You're right, you have to use a Formation and Style of Play that gives you the best chance to win and you must be realistic about your player's limitations. I suggest:

  1. Do NOT "push up" your Fullbacks. Read "Defending Deep" on Premium.
  2. Play a 2-1-2-1 (2 FULLBACKS who stay deep and in front of the goal-- these can be slow players-- teach them to clear the ball, tell them to NOT try to dribble, just kick it hard), a "STOPPER" (this should be one of your better players -- tell him to stop at the inside of the Center Circle on your side of the field, unless he's "on ball", and to shift with the ball -- his job is to stop the opponent's attack, or at least slow it down -- tell him that if he is on his half of the field to kick an "air pass" also called a "lofted pass" STRAIGHT AHEAD over the opposing Fullbacks, assuming they are Pushed Up, because your Forward will be shifting with the ball and this is what he will expect), 2 MIDFIELDERS (put your 2 dribblers here -- tell them to NOT drop back any farther than the top of your Penalty Box, and that they can come into the attack -- these players need some ball skills and endurance and will need to be subbed -- they will run the most -- tell them that if they are on their half of the field to kick an "air pass" also called a "lofted pass" STRAIGHT AHEAD over the opposing Fullbacks, assuming they are Pushed Up, because your Forward will be shifting with the ball and this is what he will expect), put your fastest player at FORWARD (have him stay "pushed up" as far as possible ALL the time, and tell him to shift from side to side with the ball, because the Stopper and MF's will kick it STRAIGHT AHEAD -- tell him his ONLY job is to be in position to win the balls that are kicked his way and to then "go to goal" and try to score -- do NOT let him drop back to try to "help out", because if he does the opposing FB's will come back with him -- if he stays Pushed Up he will keep 2 opposing FB's off your half of the field -- he must be patient and disciplined --tell him his job is to stay pushed up and to win the long balls his teammates will send into the open space -- you want him to try to get fast breaks -- read Attacking Plan for more on this).
  3. Tell your players that each player MUST do his job and trust his teammates to do theirs -- that is what teamwork means.
  4. Keep plenty of Gatorade on the sideline and tell players to drink it about 30 minutes before the game so they're "hydrated"
  5. Put your slow player in goal and don't rotate him
  6. THIS IS CRITICAL. PLEASE DO THESE THINGS: Play the Premium "Dribble Across A Square" game 3 times to start EVERY practice and for the next 2 practices 3 times to end the practice. This will help your team greatly.
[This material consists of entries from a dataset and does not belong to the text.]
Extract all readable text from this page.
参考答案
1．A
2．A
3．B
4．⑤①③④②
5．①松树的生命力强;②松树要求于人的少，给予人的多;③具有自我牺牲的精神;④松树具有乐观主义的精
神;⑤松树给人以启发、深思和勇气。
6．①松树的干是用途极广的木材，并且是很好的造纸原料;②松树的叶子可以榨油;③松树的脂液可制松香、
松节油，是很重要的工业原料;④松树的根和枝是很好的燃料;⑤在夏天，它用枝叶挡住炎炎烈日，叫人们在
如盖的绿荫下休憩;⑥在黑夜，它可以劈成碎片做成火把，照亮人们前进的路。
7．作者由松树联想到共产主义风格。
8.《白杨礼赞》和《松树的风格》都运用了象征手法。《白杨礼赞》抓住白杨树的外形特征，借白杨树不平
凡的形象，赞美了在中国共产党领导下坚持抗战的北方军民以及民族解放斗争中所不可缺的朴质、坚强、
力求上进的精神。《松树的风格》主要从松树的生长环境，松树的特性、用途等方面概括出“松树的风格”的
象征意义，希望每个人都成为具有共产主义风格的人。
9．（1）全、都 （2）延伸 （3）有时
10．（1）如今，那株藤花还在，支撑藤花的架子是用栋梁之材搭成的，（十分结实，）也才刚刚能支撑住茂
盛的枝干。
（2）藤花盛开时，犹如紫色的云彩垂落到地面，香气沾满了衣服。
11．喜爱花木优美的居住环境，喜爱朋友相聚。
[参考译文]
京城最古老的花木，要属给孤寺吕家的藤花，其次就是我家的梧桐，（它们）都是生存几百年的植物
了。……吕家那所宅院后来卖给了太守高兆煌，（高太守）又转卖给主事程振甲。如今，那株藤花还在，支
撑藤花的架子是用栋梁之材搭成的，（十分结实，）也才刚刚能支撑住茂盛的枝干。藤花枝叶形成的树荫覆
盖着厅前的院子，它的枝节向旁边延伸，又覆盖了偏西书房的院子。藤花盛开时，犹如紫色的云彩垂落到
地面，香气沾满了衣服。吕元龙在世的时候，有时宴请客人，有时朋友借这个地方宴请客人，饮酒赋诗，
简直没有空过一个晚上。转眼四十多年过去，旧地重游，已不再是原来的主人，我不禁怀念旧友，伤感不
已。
  7. Also, play the "Dribble Around Cone & Pass Relay Race" for the next 2 practices, and if your players can't clear the ball and send long "Lofted Passes", play the "Chips/Lofted Passes" games for the next 2 practices (your FB's MUST be able to clear it and your Stopper and MF's MUST be able to send a Lofted Pass over the top of the opposing FB's so your Forward has a chance at breakaways. Also play "2 Team Keep away" because it will help teach quick transitions and teamwork. All of these games are easy to set up and run.

  8. Tell the MF's to follow the Forward on the attack to try to get rebounds and balls the opponent tries to clear, and to work together to try to score.

I hope these ideas help. Please let me know. These ideas have worked for coaches with weaker teams than yours.